Nothing has ever gone wrong with me. Some things were wrong from the beginning, but that’s different. I think about Marjory while I finish my pizza. Marjory is not my sex partner, but I wish she were my girlfriend. I met Marjory at fencing class, not at any of the social events for disabled people that Dr. Fornum thinks I should go to. I don’t tell Dr. Fornum about fencing because she would worry about violent tendencies. If laser tag was enough to bother her, long pointed swords would send her into a panic. I don’t tell Dr. Fornum about Marjory because she would ask questions I don’t want to answer. So that makes two big secrets, swords and Marjory.

When I’ve eaten, I drive over to my fencing class, at Tom and Lucia’s. Marjory will be there. I want to close my eyes, thinking of Marjory, but I am driving and it is not safe. I think of music instead, of the chorale of Bach’s Cantata no. 39 .

Tom and Lucia have a large house with a big fenced backyard.
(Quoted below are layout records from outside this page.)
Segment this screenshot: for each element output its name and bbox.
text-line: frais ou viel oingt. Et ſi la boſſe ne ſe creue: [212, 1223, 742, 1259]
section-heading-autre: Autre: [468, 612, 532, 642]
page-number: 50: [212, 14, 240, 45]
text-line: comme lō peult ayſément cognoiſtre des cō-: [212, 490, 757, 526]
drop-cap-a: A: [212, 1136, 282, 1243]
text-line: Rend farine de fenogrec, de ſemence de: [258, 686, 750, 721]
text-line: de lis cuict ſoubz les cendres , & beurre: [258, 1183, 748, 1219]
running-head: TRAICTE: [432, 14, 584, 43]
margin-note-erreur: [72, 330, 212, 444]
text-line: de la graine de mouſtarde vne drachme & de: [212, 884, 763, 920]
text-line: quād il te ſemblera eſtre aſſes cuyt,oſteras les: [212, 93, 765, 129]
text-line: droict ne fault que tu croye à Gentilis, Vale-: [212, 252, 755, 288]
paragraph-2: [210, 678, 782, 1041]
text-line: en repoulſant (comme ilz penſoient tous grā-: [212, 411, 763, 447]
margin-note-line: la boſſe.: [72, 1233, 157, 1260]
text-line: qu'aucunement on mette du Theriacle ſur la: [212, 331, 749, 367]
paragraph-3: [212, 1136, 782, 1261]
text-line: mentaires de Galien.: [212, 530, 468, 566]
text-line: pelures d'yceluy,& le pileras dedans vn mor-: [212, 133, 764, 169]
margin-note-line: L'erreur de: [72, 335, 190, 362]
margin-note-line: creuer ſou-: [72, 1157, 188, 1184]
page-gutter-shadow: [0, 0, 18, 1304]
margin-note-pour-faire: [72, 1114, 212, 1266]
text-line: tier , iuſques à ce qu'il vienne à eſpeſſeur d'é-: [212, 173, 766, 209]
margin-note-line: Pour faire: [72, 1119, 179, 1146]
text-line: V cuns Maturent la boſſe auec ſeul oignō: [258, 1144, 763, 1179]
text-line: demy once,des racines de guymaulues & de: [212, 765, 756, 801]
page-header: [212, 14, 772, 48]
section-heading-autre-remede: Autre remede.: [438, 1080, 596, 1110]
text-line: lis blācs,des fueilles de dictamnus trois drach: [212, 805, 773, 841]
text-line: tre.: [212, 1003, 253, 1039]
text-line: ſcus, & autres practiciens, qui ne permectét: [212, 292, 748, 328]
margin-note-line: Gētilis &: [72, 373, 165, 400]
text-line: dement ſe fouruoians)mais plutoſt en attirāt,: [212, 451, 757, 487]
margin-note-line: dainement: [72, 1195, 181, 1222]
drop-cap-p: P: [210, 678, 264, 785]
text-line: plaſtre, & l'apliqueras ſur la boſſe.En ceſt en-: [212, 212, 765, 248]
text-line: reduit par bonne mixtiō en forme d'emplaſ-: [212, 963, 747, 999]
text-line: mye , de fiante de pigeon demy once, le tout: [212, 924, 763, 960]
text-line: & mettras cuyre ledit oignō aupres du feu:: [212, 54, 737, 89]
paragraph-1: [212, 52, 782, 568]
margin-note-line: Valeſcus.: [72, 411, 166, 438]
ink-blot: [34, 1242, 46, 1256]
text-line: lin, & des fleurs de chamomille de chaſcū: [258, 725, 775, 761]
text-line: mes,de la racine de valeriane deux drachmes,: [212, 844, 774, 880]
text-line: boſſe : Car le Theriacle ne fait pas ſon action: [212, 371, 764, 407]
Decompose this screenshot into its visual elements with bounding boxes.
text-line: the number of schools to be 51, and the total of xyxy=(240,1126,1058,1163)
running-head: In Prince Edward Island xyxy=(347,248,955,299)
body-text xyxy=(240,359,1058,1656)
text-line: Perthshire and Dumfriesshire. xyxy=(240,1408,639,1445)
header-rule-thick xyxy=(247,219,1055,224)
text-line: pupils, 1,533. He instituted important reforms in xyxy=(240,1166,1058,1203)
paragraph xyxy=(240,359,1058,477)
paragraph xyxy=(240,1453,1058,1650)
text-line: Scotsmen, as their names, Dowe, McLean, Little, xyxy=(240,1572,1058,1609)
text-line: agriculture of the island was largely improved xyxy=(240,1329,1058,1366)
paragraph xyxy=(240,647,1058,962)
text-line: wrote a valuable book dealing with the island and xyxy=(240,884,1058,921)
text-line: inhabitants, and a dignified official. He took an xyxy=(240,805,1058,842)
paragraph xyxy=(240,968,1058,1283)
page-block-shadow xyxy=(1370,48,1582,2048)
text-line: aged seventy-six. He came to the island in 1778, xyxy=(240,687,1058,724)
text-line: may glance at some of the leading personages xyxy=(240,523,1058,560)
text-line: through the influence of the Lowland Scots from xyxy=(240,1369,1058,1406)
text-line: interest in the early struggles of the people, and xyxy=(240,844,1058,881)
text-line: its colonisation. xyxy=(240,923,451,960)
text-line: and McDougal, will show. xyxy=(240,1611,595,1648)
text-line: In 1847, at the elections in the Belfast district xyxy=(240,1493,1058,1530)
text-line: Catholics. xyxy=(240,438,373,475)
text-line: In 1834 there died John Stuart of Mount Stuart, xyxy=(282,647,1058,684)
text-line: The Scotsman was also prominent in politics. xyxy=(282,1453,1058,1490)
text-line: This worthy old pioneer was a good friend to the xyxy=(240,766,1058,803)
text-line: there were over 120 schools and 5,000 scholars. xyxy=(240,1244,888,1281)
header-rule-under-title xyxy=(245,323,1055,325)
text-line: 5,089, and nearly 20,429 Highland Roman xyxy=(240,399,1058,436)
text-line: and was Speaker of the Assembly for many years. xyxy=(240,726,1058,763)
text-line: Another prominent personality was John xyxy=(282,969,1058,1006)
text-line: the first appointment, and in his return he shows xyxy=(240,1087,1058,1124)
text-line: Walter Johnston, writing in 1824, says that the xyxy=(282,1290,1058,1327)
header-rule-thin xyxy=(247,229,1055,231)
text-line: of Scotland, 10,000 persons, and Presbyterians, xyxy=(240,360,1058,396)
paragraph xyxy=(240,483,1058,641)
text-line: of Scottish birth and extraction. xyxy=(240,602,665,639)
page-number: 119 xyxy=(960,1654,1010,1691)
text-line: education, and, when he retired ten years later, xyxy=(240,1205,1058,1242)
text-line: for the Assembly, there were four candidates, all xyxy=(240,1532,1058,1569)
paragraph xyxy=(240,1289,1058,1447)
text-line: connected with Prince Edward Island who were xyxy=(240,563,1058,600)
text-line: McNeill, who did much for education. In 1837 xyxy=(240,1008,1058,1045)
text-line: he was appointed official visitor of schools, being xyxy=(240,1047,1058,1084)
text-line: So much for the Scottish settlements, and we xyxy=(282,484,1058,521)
They have no children, even though they are older than I am. At first I thought this was because Lucia liked working with clients so much that she did not want to stay home with children, but I heard her tell someone else that she and Tom could not have children. They have many friends, and eight or nine usually show up for fencing practice. I don’t know if Lucia has told anyone at the hospital that she fences or that she sometimes invites clients to come learn fencing. I think the hospital would not approve. I am not the only person under psychiatric supervision who comes to Tom and Lucia’s to learn to fight with swords. I asked her once, and she just laughed and said, “What they don’t know won’t scare them.”